この主人公はおじさんの写真をコレクトしてHPにまとめたりもしていて、このへんを読んで「選考委員のおじさまたちに阿っているのか…?」と思ったが、そのあとでおじさんの行動を嘲笑したりしてるので、そうではないようです。
山崎作品はいつも落としどころが好みでなく、今回もちょっと床ずれのような感覚を味わいました。テーマは「愛情の移行」だと思われますが、主人公がふらふらしすぎてて、ちょっとボケちゃってる感じ。


・墨谷渉「潰玉」
ちょwwwwwwwww
とリアルに言ってしまうくらい、他の候補作品と毛色が違います。
主人公は法律事務所に勤めるエリートさんなのだがいかんせん「女の子からめちゃくちゃにされたーい、芸術的にノックアウトされたーい」というアイタタな願望の持ち主で、これはという女の子をめっけると挑発して暴力を受けて陶然としちゃう究極の変態です。
最後は理想的な攻撃をする暴力少女に望み通り「潰玉」されちゃう訳ですが、これは受賞はないでしょうな。

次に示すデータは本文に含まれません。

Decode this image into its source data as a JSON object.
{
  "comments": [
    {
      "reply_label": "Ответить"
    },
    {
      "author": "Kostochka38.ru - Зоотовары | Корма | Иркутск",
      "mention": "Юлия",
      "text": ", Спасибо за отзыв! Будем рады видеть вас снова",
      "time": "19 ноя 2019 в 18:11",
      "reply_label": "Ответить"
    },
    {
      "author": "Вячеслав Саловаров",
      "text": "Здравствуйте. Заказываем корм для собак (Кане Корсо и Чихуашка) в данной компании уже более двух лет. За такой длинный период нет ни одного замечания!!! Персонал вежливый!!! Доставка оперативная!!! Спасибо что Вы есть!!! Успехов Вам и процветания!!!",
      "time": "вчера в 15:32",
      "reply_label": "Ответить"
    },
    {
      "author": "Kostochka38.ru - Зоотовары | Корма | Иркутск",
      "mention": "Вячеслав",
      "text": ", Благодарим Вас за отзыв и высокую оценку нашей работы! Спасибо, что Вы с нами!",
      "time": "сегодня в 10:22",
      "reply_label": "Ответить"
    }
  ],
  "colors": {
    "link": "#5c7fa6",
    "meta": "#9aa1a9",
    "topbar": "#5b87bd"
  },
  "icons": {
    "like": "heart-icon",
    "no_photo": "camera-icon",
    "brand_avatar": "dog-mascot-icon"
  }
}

人生と引き替えに理想を実現する話…とまとめられなくもないし、文章や話の流れもよくできてると思うのですが…。
なんというか、需要のなさそうな方向性の小説、という意味では西村賢太と同じ匂いを感じます。



…というわけで、今回の本命は津村です。どんどん話がうまくなっていってるし今回こそは、というのもあるんだけど、最近立て続けに作品が単行本になっているので、「賞をとったときに既刊もセールスが見込めるとの判断かな」って思うのですね。
なので、対抗はセールスの点から判断して、山崎ナオコーラとしておきます。



ちなみに直木賞ですが、こっちは全然わかりません。候補作の中では「きのうの世界」しか読んでないし、候補者の中でも恩田と天童しか読んだことないし。
ただ、6作品中3作品が時代物と偏ってるので、この3作品は厳しい気がしますね。非時代物の3作品では道尾秀介がキャリアが短いので外してみる。恩田vs天童と考えると、個人的に恩田は「わたしの好きな食材ばかりを使って、わたしの嫌いな料理に仕立て上げる料理店」なので、幾度も肩すかしを食らっている仇敵なわけです。という私怨がらみの予想ですが、いちおう天童が本命ということで。